2282 – the script of "add user script" runs not as "root"

Bug 2282 - the script of "add user script" runs not as "root"

Summary: the script of "add user script" runs not as "root"

Status:	RESOLVED WONTFIX

Alias:	None

Product:	Samba 3.0
Classification:	Unclassified
Component:	User/Group Accounts (show other bugs)
Version:	3.0.2a
Hardware:	x86 Linux

Importance:	P3 normal
Target Milestone:	none
Assignee:	Samba Bugzilla Account
QA Contact:	Samba QA Contact

URL:
Keywords:

Depends on:
Blocks:

Reported:	2005-01-27 09:33 UTC by Carsten Dumke
Modified:	2005-08-29 14:36 UTC (History)
CC List:	1 user (show)

See Also:

Attachments
Add an attachment (proposed patch, testcase, etc.)

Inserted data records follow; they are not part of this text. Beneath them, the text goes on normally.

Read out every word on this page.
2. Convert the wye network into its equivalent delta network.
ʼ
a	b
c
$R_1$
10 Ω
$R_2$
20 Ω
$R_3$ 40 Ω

Note You need to log in before you can comment on or make changes to this bug.

Description Carsten Dumke 2005-01-27 09:33:09 UTC

I would like to reopen bug 1037.

We currently use Samba 3.0.2a on SuSE-Linux.
In a trust relationship between to PDCs (s1/dom1 and s2/dom2) the user bob (of 
dom2) logs in on client workstation w1 (member of dom1). During the login-
process samba calls the add user script trying to create an account for user 
bob. Because this is not done as root (as stated in smb.conf(5)) the add user 
script only works if we run it using sudo.

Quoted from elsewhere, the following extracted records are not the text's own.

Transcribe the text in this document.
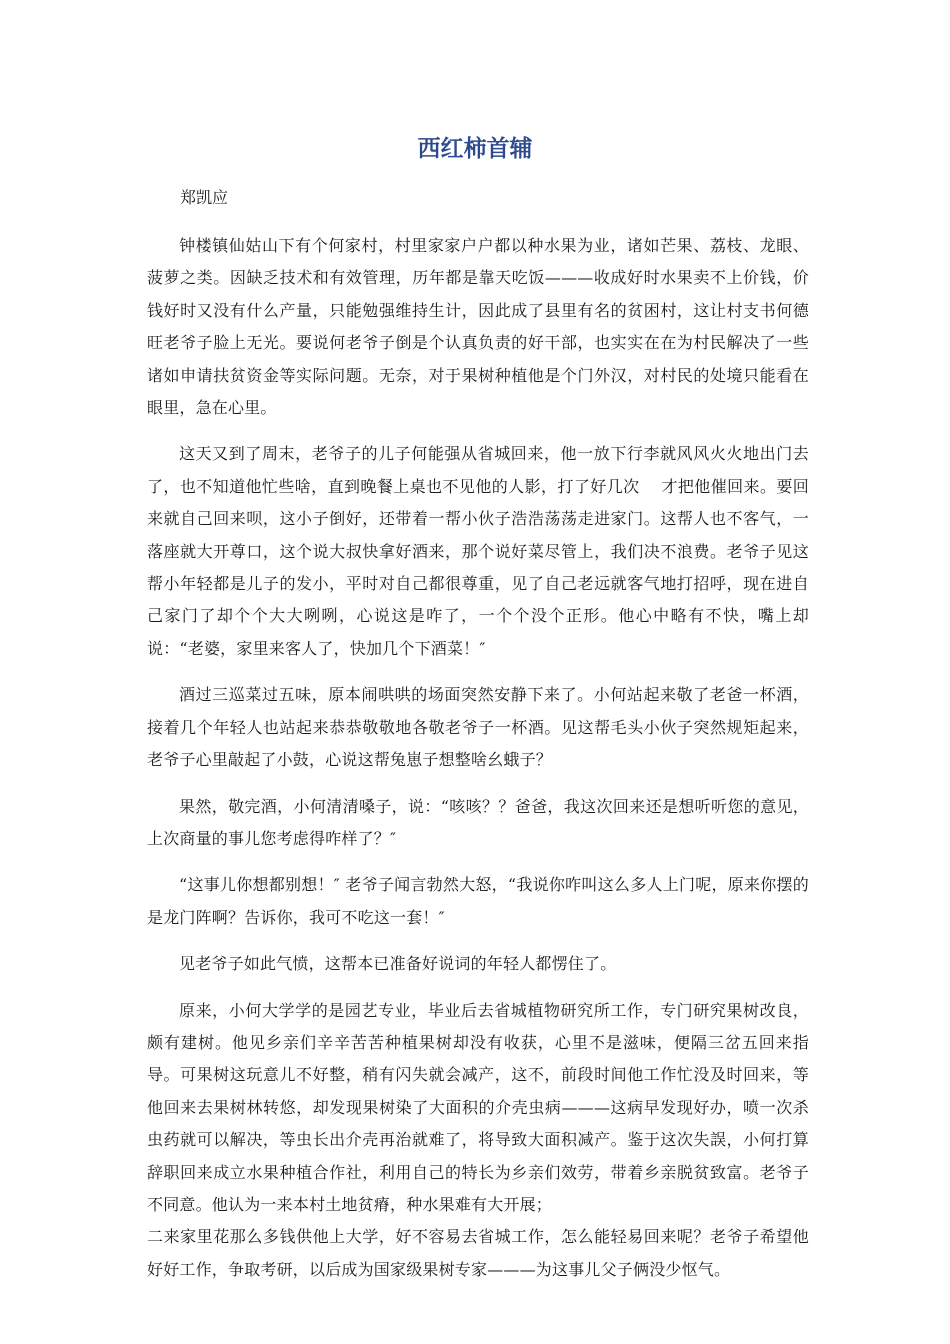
西红柿首辅
郑凯应

钟楼镇仙姑山下有个何家村，村里家家户户都以种水果为业，诸如芒果、荔枝、龙眼、菠萝之类。因缺乏技术和有效管理，历年都是靠天吃饭———收成好时水果卖不上价钱，价钱好时又没有什么产量，只能勉强维持生计，因此成了县里有名的贫困村，这让村支书何德旺老爷子脸上无光。要说何老爷子倒是个认真负责的好干部，也实实在在为村民解决了一些诸如申请扶贫资金等实际问题。无奈，对于果树种植他是个门外汉，对村民的处境只能看在眼里，急在心里。

这天又到了周末，老爷子的儿子何能强从省城回来，他一放下行李就风风火火地出门去了，也不知道他忙些啥，直到晚餐上桌也不见他的人影，打了好几次　 才把他催回来。要回来就自己回来呗，这小子倒好，还带着一帮小伙子浩浩荡荡走进家门。这帮人也不客气，一落座就大开尊口，这个说大叔快拿好酒来，那个说好菜尽管上，我们决不浪费。老爷子见这帮小年轻都是儿子的发小，平时对自己都很尊重，见了自己老远就客气地打招呼，现在进自己家门了却个个大大咧咧，心说这是咋了，一个个没个正形。他心中略有不快，嘴上却说：“老婆，家里来客人了，快加几个下酒菜！″

酒过三巡菜过五味，原本闹哄哄的场面突然安静下来了。小何站起来敬了老爸一杯酒，接着几个年轻人也站起来恭恭敬敬地各敬老爷子一杯酒。见这帮毛头小伙子突然规矩起来，老爷子心里敲起了小鼓，心说这帮兔崽子想整啥幺蛾子？

果然，敬完酒，小何清清嗓子，说：“咳咳？？爸爸，我这次回来还是想听听您的意见，上次商量的事儿您考虑得咋样了？″

“这事儿你想都别想！″ 老爷子闻言勃然大怒，“我说你咋叫这么多人上门呢，原来你摆的是龙门阵啊？告诉你，我可不吃这一套！″

见老爷子如此气愤，这帮本已准备好说词的年轻人都愣住了。

原来，小何大学学的是园艺专业，毕业后去省城植物研究所工作，专门研究果树改良，颇有建树。他见乡亲们辛辛苦苦种植果树却没有收获，心里不是滋味，便隔三岔五回来指导。可果树这玩意儿不好整，稍有闪失就会减产，这不，前段时间他工作忙没及时回来，等他回来去果树林转悠，却发现果树染了大面积的介壳虫病———这病早发现好办，喷一次杀虫药就可以解决，等虫长出介壳再治就难了，将导致大面积减产。鉴于这次失誤，小何打算辞职回来成立水果种植合作社，利用自己的特长为乡亲们效劳，带着乡亲脱贫致富。老爷子不同意。他认为一来本村土地贫瘠，种水果难有大开展；

二来家里花那么多钱供他上大学，好不容易去省城工作，怎么能轻易回来呢？老爷子希望他好好工作，争取考研，以后成为国家级果树专家———为这事儿父子俩没少怄气。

Refering to Jerrys cases (https://bugzilla.samba.org/show_bug.cgi?id=1037#c3) 
this is a new one:
(c) The add user script is used to create an account for a user of a trusted 
domain which is not already known locally.

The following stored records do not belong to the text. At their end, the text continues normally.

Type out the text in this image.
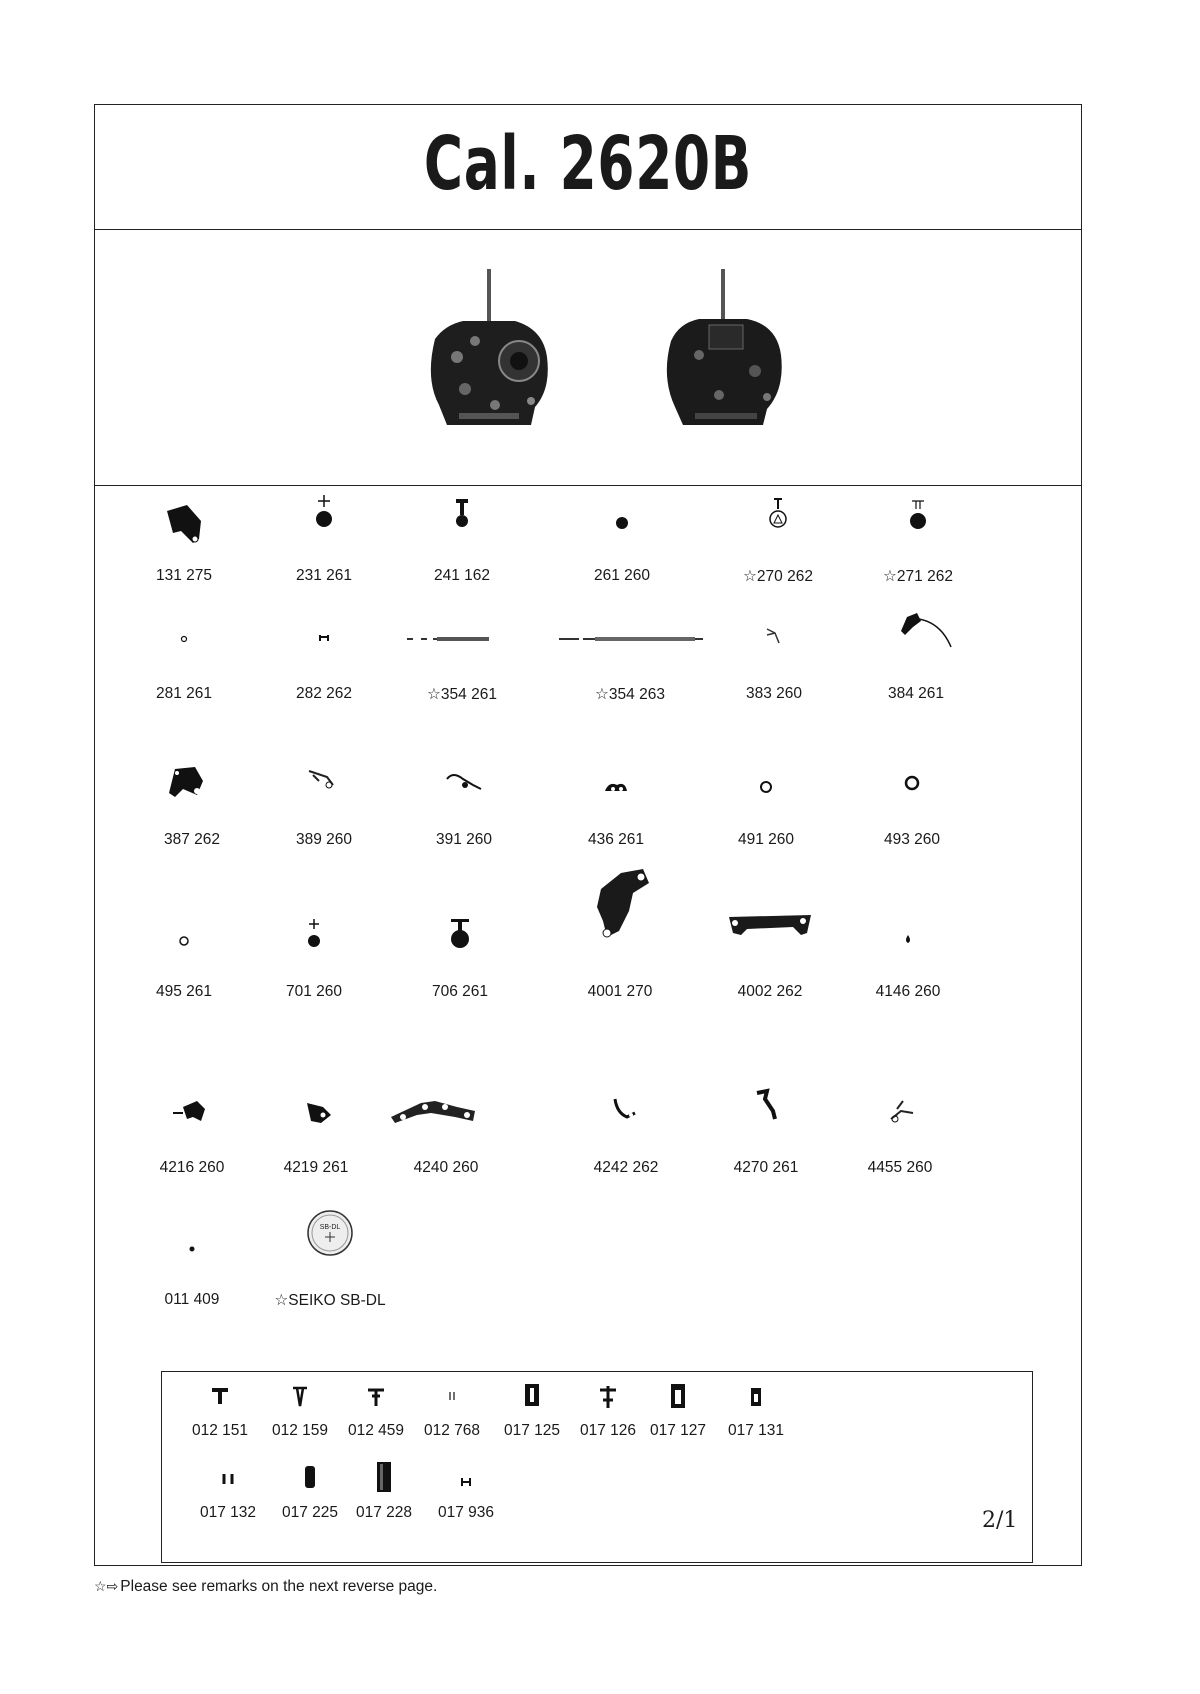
Cal. 2620B
131 275	231 261	241 162	261 260	☆270 262	☆271 262
281 261	282 262	☆354 261	☆354 263	383 260	384 261
387 262	389 260	391 260	436 261	491 260	493 260
495 261	701 260	706 261	4001 270	4002 262	4146 260
4216 260	4219 261	4240 260	4242 262	4270 261	4455 260
011 409
SB-DL
☆SEIKO SB-DL
012 151	012 159	012 459	012 768	017 125	017 126 017 127	017 131
017 132	017 225	017 228	017 936	2/1
☆⇨ Please see remarks on the next reverse page.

The user bob is connected to s1 and the add user script is called using the 
guest context.

Thanks.

Carsten

Comment 1 list 2005-08-18 14:06:47 UTC

I am having the same problem as described by Carsten, but on Debian running
samba          3.0.14a-3. 

My workaround was to run chmod 4755 /usr/sbin/useradd.
while this opens up a very large security hole it does work.

Comment 2 Gerald (Jerry) Carter (dead mail address) 2005-08-29 14:36:37 UTC

The recommended solution at this point is to run winbindd for trusted domains.